Beluffi L, Lungarotti F, Sebastiani M, Sensini A
Chir Ital. 1978 Oct;30(5):562-8.
Authors experience in the Dixon's operation regarding the surgical treatment of cancer of the rectum and recto-sigmoid junction is reviewed. It consists in 224 cases of malignant lesions which were treated by Miles operation (106 cases--47%), Dixon's operation (49 cases--21%), palliation anterior resection (16 cases--7%), other operations (53 cases--24%). After a brief discussion on anatomo-pathological conditions and tecniques, the Authors consider their results: operatory mortality 4%; complications: total anastomosis dehiscence 1 case, partial anastomosis dehiscence 14%; local repetitions 10%; hepatic metastasis within 5 ys 40%; survival at 5 ys 46%. Functional results were always very good. The Authors conclude that, even considering the large rate (56%) of wide-spread cancers treated, Dixon's operation, at least in their experience, doesn't seem to satisfy those needs of radically requested by a correct surgical therapy, which only Miles' operation guarantees.

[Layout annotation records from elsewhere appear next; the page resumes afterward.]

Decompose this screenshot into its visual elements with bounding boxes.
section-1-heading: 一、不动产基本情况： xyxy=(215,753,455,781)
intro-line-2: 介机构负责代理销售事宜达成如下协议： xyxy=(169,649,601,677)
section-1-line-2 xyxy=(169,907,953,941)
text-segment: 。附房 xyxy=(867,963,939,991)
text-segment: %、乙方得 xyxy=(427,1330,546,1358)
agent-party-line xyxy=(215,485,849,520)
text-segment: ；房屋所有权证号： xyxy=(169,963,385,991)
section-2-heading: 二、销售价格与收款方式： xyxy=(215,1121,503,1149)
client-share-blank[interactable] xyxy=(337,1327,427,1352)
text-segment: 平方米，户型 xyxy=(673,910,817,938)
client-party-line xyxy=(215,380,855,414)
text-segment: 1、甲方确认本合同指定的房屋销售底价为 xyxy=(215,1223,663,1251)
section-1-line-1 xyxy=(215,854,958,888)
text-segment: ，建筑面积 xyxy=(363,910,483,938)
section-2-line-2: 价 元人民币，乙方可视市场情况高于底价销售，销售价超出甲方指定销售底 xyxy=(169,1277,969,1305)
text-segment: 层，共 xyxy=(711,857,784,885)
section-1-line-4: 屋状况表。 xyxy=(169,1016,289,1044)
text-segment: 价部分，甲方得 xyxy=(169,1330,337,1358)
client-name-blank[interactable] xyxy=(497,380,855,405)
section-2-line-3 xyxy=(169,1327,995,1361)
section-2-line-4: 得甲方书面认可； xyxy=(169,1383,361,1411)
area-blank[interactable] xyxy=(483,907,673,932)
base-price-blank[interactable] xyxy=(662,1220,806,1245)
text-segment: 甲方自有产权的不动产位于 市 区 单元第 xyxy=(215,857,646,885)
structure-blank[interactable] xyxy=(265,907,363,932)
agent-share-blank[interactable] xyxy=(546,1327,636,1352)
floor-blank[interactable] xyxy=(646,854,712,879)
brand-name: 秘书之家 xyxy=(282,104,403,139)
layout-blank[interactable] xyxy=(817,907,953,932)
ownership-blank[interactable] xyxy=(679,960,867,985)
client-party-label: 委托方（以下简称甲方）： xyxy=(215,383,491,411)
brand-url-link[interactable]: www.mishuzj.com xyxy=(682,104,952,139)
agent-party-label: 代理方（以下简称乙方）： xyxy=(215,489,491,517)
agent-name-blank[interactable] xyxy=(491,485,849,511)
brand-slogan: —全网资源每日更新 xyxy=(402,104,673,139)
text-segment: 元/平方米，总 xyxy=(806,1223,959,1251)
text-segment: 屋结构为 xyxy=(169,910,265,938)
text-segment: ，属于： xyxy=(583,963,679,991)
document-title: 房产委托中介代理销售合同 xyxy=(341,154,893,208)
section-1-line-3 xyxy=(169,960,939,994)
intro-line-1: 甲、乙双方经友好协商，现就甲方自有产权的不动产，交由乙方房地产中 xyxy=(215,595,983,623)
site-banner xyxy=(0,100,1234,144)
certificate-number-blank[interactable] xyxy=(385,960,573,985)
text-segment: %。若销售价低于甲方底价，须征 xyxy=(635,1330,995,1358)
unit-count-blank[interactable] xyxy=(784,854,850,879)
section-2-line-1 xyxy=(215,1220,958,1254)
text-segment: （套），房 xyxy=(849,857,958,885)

回顾了作者在直肠癌和直肠乙状结肠交界处癌的手术治疗中应用狄克逊手术的经验。该研究包括224例恶性病变,其中106例(47%)接受了迈尔斯手术,49例(21%)接受了狄克逊手术,16例(7%)接受了姑息性前切除术,53例(24%)接受了其他手术。在对解剖病理情况和技术进行简要讨论后,作者分析了其结果:手术死亡率为4%;并发症:全吻合口裂开1例,部分吻合口裂开14%;局部复发10%;5年内肝转移40%;5年生存率46%。功能结果一直非常良好。作者得出结论,即使考虑到所治疗的广泛癌症的高比例(56%),至少根据他们的经验,狄克逊手术似乎无法满足正确手术治疗所要求的根治性需求,而只有迈尔斯手术才能保证这一点。